RUE DES DAMES de Hamé Bourokba et Ekoué Labitey

Cinq ans après Les Derniers Parisiens, Hamé et Ekoué (de La Rumeur) ne s’éloignent pas trop de Pigalle pour ce nouveau thriller nerveux et angoissant au ras du bitume de la Rue des Dames.

Lors d’une virée à Pigalle à l’occasion de la sortie de leurs Derniers Parisiens début 2017, les rappeurs et cinéastes du groupe La Rumeur nous promettaient : « On veut enchaîner sur un film avec des personnages féminins. Ça se passera entre la place et la porte de Clichy. Et ensuite une troisième histoire. On est plutôt à l’aise avec les trilogies. » Le contraire eut été un comble, les deux lyricistes les plus talentueux du rap français se tiennent parmi les hommes de parole. Cap sur l’Ouest donc, direction l’avenue de Clichy, à la frontière de deux arrondissements qui ne forment qu’un seul et même territoire. Du genre hostile, tout du moins dans leurs films. Garance Marillier y incarne l’employée d’un salon de manucure lancée dans une frénétique course contre la montre pour réunir une importante somme d’argent, pour payer le loyer et pour élever l’enfant qu’elle porte dans son ventre. Tandis qu’elle multiplie les combines, l’actrice – que l’on avait découverte cannibale dans Grave – croise la route de malfrats et de policiers, de tauliers et de zonards qui réussissent des coups ou se font prendre. Ainsi va le scénario de Rue des Dames : difficile de distinguer « les bons » et « les méchants », tout le monde erre entre les deux. Victime ou malfaiteur, le terrain est vague. Le personnage incarné par Garance Marillier en est un bon exemple, malgré son corps frêle et sa timidité apparente, elle semble capable d’allonger n’importe qui d’une châtaigne. L’instinct de survie, l’énergie de la colère. À ses côtés lutte également pour sa survie une troupe composée d’acteurs professionnels et de compagnons de route de La Rumeur dont on aurait, là aussi, bien du mal à distinguer les deux. Le rythme est soutenu et si l’atmosphère est aussi pesante, c’est peut-être qu’il n’y a dans le film aucune place pour les rêves ou pour quelconque forme d’évasion. Ici, on monte des affaires pour assouvir sa faim et sa soif, pour tenir le terrain, pas pour s’offrir des vacances aux Baléares. Même le footballeur plein aux as ne sait pas tellement quoi faire de sa fortune. On le laisse, pathétique, dans les vestiaires d’un stade municipal.
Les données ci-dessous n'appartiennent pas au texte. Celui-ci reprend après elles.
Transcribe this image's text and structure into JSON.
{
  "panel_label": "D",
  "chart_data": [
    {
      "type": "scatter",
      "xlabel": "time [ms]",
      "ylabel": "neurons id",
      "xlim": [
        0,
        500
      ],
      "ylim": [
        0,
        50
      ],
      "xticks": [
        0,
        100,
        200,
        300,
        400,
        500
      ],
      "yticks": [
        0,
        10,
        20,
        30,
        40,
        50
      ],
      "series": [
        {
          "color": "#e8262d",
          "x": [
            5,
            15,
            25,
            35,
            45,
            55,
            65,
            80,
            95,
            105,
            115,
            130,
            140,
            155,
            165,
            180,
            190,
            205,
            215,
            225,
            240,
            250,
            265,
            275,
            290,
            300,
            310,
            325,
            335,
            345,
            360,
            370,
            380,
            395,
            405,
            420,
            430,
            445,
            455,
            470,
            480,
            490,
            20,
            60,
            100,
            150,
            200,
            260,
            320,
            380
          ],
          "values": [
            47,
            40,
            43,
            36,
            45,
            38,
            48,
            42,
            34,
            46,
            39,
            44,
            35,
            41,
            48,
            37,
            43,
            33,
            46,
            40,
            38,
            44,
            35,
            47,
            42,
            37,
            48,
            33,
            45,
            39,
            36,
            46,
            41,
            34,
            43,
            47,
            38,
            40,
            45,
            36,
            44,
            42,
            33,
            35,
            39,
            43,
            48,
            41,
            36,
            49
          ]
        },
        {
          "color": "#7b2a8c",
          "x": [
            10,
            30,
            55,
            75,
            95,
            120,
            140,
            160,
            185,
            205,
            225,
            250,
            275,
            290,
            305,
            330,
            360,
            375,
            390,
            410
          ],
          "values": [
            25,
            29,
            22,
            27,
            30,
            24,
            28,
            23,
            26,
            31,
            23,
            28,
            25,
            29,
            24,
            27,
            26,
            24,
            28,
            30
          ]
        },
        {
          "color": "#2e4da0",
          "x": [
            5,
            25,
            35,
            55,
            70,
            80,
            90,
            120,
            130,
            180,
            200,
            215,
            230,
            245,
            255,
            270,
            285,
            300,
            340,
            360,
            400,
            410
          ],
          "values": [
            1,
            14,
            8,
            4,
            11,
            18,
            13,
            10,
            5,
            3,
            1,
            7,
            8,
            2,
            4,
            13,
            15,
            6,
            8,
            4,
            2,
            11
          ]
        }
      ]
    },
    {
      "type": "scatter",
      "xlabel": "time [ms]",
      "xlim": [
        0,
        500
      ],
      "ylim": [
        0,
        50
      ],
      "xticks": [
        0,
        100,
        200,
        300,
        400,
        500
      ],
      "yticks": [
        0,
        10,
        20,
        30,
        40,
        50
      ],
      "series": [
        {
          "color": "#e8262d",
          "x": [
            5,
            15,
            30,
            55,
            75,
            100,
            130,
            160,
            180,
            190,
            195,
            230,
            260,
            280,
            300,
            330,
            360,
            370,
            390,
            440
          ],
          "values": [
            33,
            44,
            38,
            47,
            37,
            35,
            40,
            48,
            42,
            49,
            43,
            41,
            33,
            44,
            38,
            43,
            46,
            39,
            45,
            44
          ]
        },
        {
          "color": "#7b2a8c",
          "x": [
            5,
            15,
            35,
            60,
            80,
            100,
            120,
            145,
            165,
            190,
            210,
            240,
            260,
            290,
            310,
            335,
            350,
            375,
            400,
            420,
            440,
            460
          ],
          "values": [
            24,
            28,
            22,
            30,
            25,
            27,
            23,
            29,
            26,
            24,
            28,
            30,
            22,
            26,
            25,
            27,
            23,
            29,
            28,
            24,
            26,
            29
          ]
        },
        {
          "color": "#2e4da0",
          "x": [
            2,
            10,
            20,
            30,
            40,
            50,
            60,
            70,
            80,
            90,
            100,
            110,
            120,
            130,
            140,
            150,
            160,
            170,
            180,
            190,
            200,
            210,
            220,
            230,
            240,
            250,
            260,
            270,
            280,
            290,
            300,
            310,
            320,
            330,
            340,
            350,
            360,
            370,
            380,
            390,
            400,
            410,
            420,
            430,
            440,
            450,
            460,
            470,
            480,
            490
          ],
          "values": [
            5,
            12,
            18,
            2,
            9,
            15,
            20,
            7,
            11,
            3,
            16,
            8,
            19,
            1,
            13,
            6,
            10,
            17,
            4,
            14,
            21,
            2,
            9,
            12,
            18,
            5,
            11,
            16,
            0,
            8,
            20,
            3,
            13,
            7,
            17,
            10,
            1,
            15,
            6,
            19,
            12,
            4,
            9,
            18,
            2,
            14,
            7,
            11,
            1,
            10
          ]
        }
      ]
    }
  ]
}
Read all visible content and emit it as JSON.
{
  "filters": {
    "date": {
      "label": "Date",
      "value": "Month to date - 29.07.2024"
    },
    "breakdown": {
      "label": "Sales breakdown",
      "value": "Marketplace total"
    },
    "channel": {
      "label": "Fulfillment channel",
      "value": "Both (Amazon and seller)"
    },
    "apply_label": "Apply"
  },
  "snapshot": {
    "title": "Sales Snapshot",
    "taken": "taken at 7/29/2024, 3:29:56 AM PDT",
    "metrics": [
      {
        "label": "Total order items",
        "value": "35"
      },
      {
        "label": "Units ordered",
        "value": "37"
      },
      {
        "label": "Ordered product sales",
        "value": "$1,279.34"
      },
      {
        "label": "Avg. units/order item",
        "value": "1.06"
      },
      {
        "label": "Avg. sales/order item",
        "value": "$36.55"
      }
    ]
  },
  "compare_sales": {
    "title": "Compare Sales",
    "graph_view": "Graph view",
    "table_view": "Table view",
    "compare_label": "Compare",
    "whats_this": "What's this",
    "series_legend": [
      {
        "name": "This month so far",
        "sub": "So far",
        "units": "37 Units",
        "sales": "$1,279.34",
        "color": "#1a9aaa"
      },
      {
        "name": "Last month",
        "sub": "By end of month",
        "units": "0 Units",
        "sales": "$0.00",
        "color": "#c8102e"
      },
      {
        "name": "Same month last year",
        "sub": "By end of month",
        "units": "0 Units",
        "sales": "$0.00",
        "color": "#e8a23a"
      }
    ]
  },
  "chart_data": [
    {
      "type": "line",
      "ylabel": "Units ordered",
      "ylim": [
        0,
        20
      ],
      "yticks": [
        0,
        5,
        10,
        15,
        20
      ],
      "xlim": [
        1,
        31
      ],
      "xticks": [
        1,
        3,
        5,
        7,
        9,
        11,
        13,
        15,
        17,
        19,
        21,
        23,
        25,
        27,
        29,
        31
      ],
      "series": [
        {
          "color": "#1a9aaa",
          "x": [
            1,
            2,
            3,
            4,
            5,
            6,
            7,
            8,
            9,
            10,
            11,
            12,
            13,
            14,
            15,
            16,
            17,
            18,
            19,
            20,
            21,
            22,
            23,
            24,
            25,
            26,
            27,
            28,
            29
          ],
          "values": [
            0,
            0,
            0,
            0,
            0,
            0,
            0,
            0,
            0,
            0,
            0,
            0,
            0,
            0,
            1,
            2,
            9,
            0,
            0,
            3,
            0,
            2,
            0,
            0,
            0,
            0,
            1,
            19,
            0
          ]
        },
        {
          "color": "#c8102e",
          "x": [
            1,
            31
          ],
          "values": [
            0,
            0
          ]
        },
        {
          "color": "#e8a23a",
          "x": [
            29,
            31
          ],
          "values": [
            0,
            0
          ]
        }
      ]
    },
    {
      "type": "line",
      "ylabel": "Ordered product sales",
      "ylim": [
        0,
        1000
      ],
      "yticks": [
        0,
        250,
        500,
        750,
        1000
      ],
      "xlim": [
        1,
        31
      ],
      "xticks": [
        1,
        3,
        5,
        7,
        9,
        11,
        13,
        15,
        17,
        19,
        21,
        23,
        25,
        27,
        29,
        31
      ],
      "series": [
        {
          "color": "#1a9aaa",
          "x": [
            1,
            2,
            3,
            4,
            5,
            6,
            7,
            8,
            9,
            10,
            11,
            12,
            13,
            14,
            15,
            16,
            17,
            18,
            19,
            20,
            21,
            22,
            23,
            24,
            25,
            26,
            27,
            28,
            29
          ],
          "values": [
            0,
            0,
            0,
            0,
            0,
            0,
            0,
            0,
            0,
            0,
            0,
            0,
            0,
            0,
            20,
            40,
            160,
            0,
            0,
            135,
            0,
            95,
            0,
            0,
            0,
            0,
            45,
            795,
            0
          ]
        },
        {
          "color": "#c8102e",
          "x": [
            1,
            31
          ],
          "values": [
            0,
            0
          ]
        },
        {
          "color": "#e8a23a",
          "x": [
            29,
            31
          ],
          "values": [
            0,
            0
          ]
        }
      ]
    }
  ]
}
Hamé et Ekoué nous ont promis une trilogie et ils vont donc tenir parole. On les imagine mal avancer plus à l’Ouest, vers « les parterres fleuris et généreux du boulevard Haussmann ». On prend le pari qu’ils se dirigeront vers le Nord, peut-être passeront-ils de l’autre côté du périph. À bien y réfléchir, on aimerait les voir réaliser un projet aussi serein et insondable que ce Rue des Dames est énergique et angoissant. Un film qui prend le temps, où se méfier de l’eau qui dort. Un gangster au seuil de la retraite qui tente un dernier coup fumant du côté des Puces ou sur les Docks de Saint-Ouen. Jean Gabin dans Mélodie en sous-sol ou dans Touchez pas au grisbi. C’est ça, on aimerait voir La Rumeur s’emparer du cinéma de papa et des dialogues à la Audiard qui ouvrent certains de leurs morceaux. Le coffre-fort ne suivra pas le corbillard, Les coulisses de l’angoisse, le titre est peut-être déjà là, caché dans leurs albums, insolemment cinématographiques. S’ils préfèrent rester dans leur 18ème, et on les comprendrait tant l’arrondissement passionne les cinéastes depuis des années, pourquoi ne pas changer d’époque, faire résonner la gouaille de petits malfrats et de vieux voyous dans les cabarets et les hôtels de passe du pied de la Butte Montmartre ? On se déplacera quoi qu’il arrive, tout cela nous met l’eau à la bouche.